Cem Karaca, yapımcılığını Apaşlar’dan arkadaşı Mehmet Soyarslan’ın üstlendiği Gani Müjde’nin Kahpe Bizans filminde küçük bir rol aldı. Bu film için 3 şarkı da seslendirdi.
Karaca, ilk evliliğini tiyatro sanatçısı Semra Özgür ile 1965’te yaptı. Daha sonra boşanan Karaca, 1968’in sonunda yine bir tiyatro sanatçısı olan Meriç Başaran ile hayatını birleştirdi, bu evliliği ise iki yıl sürdü.

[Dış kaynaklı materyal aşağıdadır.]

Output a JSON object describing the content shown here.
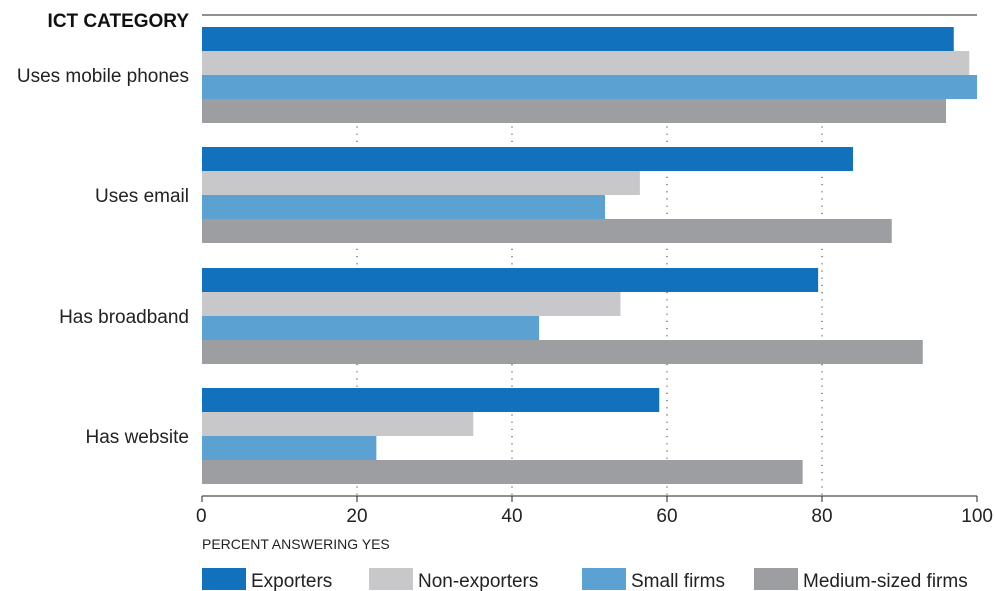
{
  "chart_data": {
    "type": "bar",
    "orientation": "horizontal",
    "header": "ICT CATEGORY",
    "categories": [
      "Uses mobile phones",
      "Uses email",
      "Has broadband",
      "Has website"
    ],
    "series": [
      {
        "name": "Exporters",
        "color": "#1271bc",
        "values": [
          97,
          84,
          79.5,
          59
        ]
      },
      {
        "name": "Non-exporters",
        "color": "#c8c8ca",
        "values": [
          99,
          56.5,
          54,
          35
        ]
      },
      {
        "name": "Small firms",
        "color": "#5ba2d3",
        "values": [
          100,
          52,
          43.5,
          22.5
        ]
      },
      {
        "name": "Medium-sized firms",
        "color": "#9c9ea2",
        "values": [
          96,
          89,
          93,
          77.5
        ]
      }
    ],
    "xlabel": "PERCENT ANSWERING YES",
    "xticks": [
      "0",
      "20",
      "40",
      "60",
      "80",
      "100"
    ],
    "xlim": [
      0,
      100
    ],
    "grid": "vertical dotted",
    "legend_position": "bottom"
  }
}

Üçüncü evliliğini Ağustos 1973’te Feride Balkan ile yapan sanatçının, bu evlilikten Emrah adını verdiği bir oğlu oldu. Çift, daha sonra ayrıldı. 5 Temmuz 1993’te Cem Karaca, dördüncü evliliğini ilk eşi Semra Özgür ile yaptı. Karaca’nın son evliliği ise İlkim Erkan ile oldu.
Fotoğraf: Cem Karaca ve Semra Özgür Karaca
VEFATI
Mahsun Kırmızıgül ile Hayat Ne Garip, Mehmet Eryılmaz ile Hayvan Terli ve Yeni Türkü için Göç Yolları şarkısını seslendiren Cem Karaca, son büyük konserini 17 Ocak 2004’te Ankara Saklıkent’te verdi. Son günlerinde “Yol Arkadaşları” grubuyla İstanbul’da sahne alan Cem Karaca, 8 Şubat 2004’te kaldırıldığı hastanede vefat etti.
Kendisini her zaman Türk ve Müslüman olarak tanımlayan, gençlik yıllarından itibaren Alevilik ve Bektaşiliğe özel ilgi duyan Cem Karaca, vasiyeti gereği Karacaahmet Mezarlığı’nda tekbir sesleriyle toprağa verildi. Üsküdar Seyit Ahmet Deresi Camisi’nde kılınan cenaze namazına katılım büyüktü.
Cem Karaca’nın mezarı, 2006’da son eşi İlkim Karaca’nın iddiaları üzerine açıldı. Emrah Karaca’nın babasının Cem Karaca olduğu tescil edildi.